The idea behind this tax tip is as much estate planning as it managing taxes, but the amounts involved can be large. The beneficiaries don't have to cash it out all at once and pay lots of taxes: they can leave it invested, taking gradual withdrawals, and therefore have greater flexibility in their own saving and tax planning. (The rules are presented in IRS Publication 590 (2009), Individual Retirement Arrangements (IRAs).)

Assume these facts: Joseph K. dies at age 80, leaving an IRA worth $50,000. He has one heir, his son Fred, age 53.

Case 1: Joseph K. fails to name Fred as beneficiary. The IRA is included in Joseph K.'s estate. The estate can stretch out the distributions over Joseph K.'s expected lifespan, in this case 9.2 years, pay taxes on them and then pass them along to Fred. More likely, whoever is looking after the estate won't want to keep doing so for nine or 10 years, and will decide to pay the taxes upfront -- in this case at 25 percent -- to close the matter.

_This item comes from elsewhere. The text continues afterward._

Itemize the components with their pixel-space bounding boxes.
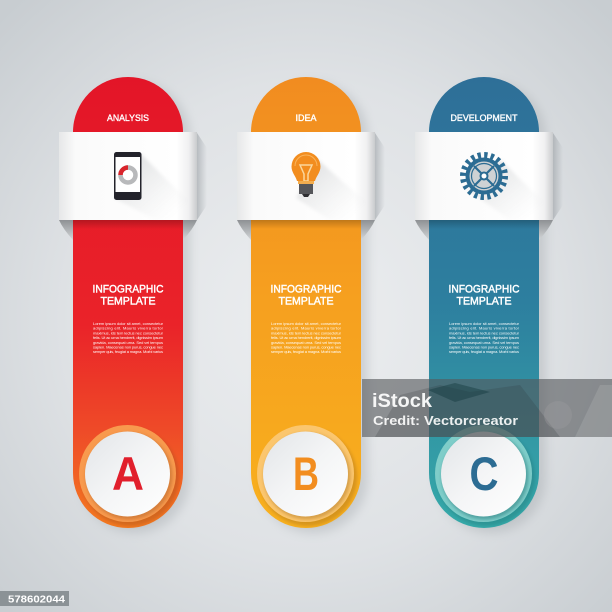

Fred starts out with $37,500 to invest, in an account that is now taxable. After 10 years invested at a return of five percent, after taxes at a marginal federal rate of 25 percent, the initial $50,000 IRA is worth a little over $54,000.

Case 2: Joseph K. names Fred as beneficiary. The IRA is not included in Joseph's estate, and goes directly to Fred. He can leave it invested as is, or move it to another bank, broker or fund company, and invest it however he wants. But he does have to start withdrawing over his own expected life span, which is 31.4 years. The minimum he has to withdraw in the first year is $50,000 divided by 31.4 years, or $1,592. (The next year his minimum is the account value divided by 30.4 years, and so forth, rather than going back to the life expectancy tables every year.)

Or Fred can take out more than the minimum, whenever he wishes. He pays income taxes on all distributions.

If Fred withdraws the minimum, and invests the distributions in a taxable account at five percent, but leaves the bulk of the account in the inherited IRA, invested tax-deferred also at five percent, in 10 years the two accounts are worth nearly $70,000. Even after distributions, the IRA is worth about $51,000, and the new account with the distributions has grown to about $18,000. (Better yet, if Fred set up a new IRA and invested the distributions tax free, the total would be a few thousand higher, and he might have gotten deductions from the contributions to his own IRA.)

It's just a matter of paperwork, but if you've someone you want to inherit your IRAs, be sure they're signed up. Just as important, see that they know the value of leaving the money untouched as long as possible. And you can change the beneficiaries at any time.

My friend Tom Zanecchia, a financial advisor of the highest order and head of Wealth Management Consultants in Denver, checked the soundness of my reasoning above, and adds this point:

If Joseph K. did not need the assets in the IRA, and wanted to pass it on to his children, then he probably ought to convert to a Roth IRA. He would pay the conversion taxes now from other funds, roll over the pretax amount into a Roth, and make his children the beneficiaries of that account. They would not have to take any distribution from the Roth until they need it, and get maximum tax-free buildup. The bottom line is comparing the present value of taxes paid on the built-up account in the future (with the Roth IRA, probably very little) to the taxes paid today.